II. MOTIVATION
The motivation for this project is to explore both data
cleaning and mining techniques, and to explore how information
can be leveraged in recommendation systems. Whether we
recognize it or not, these systems play a role in our daily life so
long as you shop online, use search engines, view the news, or
have seen advertising online.
I have a long-held interest in recommendation systems.
Through discussions with peers, I have found that many of them
take note of services which have good (accurate)
recommendations and bad recommendations. For example,
YouTube seems to be the preferred platform for finding new
music, while platforms like Spotify and Pandora were perceived
as having inferior recommendations. Anecdotes such as these
has lead me to wonder about what makes each system so
different.
III. RELATED WORK
A. Data Preprocessing
1) Data Cleaning
The author of the dataset [3] has proposed filtering and
cleaning criteria, they have also done some work to create
subsets of the data which match these criteria. Such as filtering
the User List information to only contain users whom have
provided demographic information.
2) Principal Component Analysis
Principal Component Analysis is an algorithm which can be
used to reduce the dimensionality of numeric data through linear
transformations. PCA reduces dimensionality and maintains
information by leveraging the covariance of features [4].
B. Measuring Similarity
1) Clustering - Binary Vector Set Similarity
Measuring similarity between binary vectors and a query
vector is measured in Hamming space. The pigeonhole principle
is used to find candidates in the dataset and verify them [5]. In
research done by Qin et al., it was found that by changing using
non-equal partition widths and varying the threshold, skewed
data could be accounted for. This leads to improved accuracy in
the set similarity search.
2) Graph Clustering and Interest Mapping
Graph’s are commonly used for mapping relationships
among entities. In a graph, edges represent direct relationships
via some feature of the dataset between two entities.
Graph-guided interest expansion [6], was used in lieu of
time-series data due to data sparsity. A graph with nodes
representing live-streamers and users was created where each
edge was weighted by the donations given to the live-streamer.

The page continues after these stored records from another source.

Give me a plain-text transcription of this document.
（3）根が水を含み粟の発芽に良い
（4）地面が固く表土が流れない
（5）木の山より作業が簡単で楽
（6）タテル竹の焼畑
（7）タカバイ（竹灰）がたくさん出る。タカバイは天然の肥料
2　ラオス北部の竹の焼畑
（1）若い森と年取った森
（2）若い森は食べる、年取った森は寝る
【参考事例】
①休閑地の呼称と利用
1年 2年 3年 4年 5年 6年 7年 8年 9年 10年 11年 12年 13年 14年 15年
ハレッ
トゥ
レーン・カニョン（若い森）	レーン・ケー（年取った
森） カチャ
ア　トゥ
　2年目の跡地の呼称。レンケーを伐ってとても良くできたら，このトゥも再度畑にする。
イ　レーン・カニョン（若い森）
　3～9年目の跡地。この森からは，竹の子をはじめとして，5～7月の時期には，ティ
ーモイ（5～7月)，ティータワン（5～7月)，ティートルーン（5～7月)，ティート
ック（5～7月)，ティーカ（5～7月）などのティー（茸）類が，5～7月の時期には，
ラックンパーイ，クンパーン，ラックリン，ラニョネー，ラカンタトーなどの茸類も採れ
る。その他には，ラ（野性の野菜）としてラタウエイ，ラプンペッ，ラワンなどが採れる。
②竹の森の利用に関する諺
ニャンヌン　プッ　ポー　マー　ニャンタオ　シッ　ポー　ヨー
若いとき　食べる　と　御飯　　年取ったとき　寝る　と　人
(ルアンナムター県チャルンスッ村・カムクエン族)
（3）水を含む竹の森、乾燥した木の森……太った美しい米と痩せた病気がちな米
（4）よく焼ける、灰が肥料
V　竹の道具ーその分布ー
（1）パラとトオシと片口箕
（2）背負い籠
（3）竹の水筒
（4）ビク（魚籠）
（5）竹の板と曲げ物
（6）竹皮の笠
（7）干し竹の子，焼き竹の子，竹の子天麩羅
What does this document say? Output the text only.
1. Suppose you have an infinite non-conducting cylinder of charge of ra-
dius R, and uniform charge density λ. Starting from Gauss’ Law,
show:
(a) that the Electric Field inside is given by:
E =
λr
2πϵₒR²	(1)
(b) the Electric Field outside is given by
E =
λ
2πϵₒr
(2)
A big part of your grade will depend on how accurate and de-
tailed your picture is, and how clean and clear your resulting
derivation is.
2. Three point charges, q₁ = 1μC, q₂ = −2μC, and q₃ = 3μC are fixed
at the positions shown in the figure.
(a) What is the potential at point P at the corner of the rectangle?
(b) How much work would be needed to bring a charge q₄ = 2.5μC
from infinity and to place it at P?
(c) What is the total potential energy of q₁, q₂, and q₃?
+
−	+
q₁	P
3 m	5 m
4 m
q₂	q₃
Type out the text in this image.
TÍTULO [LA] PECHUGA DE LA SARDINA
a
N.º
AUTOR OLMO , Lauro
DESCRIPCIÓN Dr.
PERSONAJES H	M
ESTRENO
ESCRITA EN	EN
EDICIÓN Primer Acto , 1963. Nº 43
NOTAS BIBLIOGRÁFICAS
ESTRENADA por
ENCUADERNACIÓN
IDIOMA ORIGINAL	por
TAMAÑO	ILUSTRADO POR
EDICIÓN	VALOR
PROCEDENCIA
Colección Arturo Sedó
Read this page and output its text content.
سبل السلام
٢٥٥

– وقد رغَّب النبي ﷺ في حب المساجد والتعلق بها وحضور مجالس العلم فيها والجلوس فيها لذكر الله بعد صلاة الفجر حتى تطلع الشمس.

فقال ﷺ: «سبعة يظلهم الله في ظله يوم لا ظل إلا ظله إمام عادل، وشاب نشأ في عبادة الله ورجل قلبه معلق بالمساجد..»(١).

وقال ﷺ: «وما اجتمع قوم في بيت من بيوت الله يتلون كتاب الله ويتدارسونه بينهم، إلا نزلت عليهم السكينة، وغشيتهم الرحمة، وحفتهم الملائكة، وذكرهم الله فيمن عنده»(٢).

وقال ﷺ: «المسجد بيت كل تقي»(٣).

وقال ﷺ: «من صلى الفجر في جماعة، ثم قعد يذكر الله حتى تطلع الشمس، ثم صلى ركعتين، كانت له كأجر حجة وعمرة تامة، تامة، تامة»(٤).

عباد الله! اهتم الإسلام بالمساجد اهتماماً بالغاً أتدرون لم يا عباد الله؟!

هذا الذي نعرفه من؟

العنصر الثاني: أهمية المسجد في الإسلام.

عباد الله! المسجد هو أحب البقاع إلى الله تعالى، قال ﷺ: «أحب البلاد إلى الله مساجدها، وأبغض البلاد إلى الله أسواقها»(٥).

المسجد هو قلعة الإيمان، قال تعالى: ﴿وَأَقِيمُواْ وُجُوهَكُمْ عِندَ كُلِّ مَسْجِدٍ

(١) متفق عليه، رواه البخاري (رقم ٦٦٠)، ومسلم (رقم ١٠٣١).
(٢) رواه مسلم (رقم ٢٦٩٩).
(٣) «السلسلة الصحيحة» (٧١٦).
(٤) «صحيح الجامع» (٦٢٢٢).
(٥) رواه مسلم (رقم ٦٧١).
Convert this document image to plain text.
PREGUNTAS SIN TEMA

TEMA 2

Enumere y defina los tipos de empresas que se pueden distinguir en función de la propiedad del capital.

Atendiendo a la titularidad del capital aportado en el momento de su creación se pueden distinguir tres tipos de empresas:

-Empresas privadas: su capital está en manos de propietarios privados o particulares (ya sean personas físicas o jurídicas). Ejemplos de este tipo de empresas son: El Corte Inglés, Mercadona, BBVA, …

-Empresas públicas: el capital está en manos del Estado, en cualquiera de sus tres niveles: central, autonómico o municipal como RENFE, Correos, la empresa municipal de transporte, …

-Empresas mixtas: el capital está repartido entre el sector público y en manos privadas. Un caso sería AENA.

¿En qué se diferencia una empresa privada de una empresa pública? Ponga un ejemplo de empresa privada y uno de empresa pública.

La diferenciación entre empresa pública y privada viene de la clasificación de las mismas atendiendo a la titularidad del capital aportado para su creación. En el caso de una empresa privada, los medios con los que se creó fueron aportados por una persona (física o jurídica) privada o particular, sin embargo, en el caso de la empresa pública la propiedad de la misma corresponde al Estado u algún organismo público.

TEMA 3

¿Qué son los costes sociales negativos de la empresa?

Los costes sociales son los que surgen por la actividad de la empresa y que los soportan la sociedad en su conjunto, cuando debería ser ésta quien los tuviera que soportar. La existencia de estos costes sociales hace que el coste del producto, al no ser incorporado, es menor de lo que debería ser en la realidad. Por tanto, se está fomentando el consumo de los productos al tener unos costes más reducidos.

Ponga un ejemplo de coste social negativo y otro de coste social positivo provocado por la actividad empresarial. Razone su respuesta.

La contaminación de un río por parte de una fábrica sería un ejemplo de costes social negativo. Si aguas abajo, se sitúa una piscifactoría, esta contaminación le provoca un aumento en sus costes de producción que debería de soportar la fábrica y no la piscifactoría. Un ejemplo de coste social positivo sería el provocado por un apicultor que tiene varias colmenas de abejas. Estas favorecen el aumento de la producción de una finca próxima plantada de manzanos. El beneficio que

Metagraphs were then traversed to mine similar live-streamers,
users, and interests among users.
The clustering of weighted, undirected graphs can be
calculated through the K-Algorithm or M-Algorithm [7]. These
algorithms map a cost function to the traversal of edges in a
graph, and are based upon the k-means algorithm. This
algorithm effectively breaks a graph into sub-graphs, but
requires a custom cost function.
3) Single-Value Decomposition
Single-Value Decomposition, like PCA, requires the use of
the eigen-decomposition of a matrix. Using the eigen values and
vectors of the original data, the importance of rows to other rows,
and column to other columns, is encoded. In essence, the data is
broken down into row similarity, column similarity, and the
relationship to the original data [8]. SVD has a wide domain for
applications, such as image compression, PCA, and signal
processing.
SVD can be used in recommendation systems for two tasks,
latent feature extraction and dimensionality reduction [13]. A
drawback of SVD is that it is affected by sparsity. To address
sparsity some fill in missing values from descriptive statistics
[13,9,10].
C. Recommendation Systems
1) Collaborative and Content-based Filtering
Patterns and similarities among users, content, and users and
content, are mined through various methods. The goal is to find
the similarity of each user to each other user, each user to the
content they interact with, and each piece of content to each
other piece of content. There are a variety of techniques used to
mine these relationships. Such as SVD or Matrix Factorization
[8,10,13], k-nearest neighbors [13], the K- and M-Algorithms
[7], and Graph Guided Interest Expansion with Multi Modal
diffusion [6].
2) Deep Matrix Factorization
Deep matrix factorization expands upon SVD with deep
learning to improve the quality of the matrix. Like SVD,
DeepMF is used for collaborative filtering from datasets
including user reviews by title. DeepMF improves upon its’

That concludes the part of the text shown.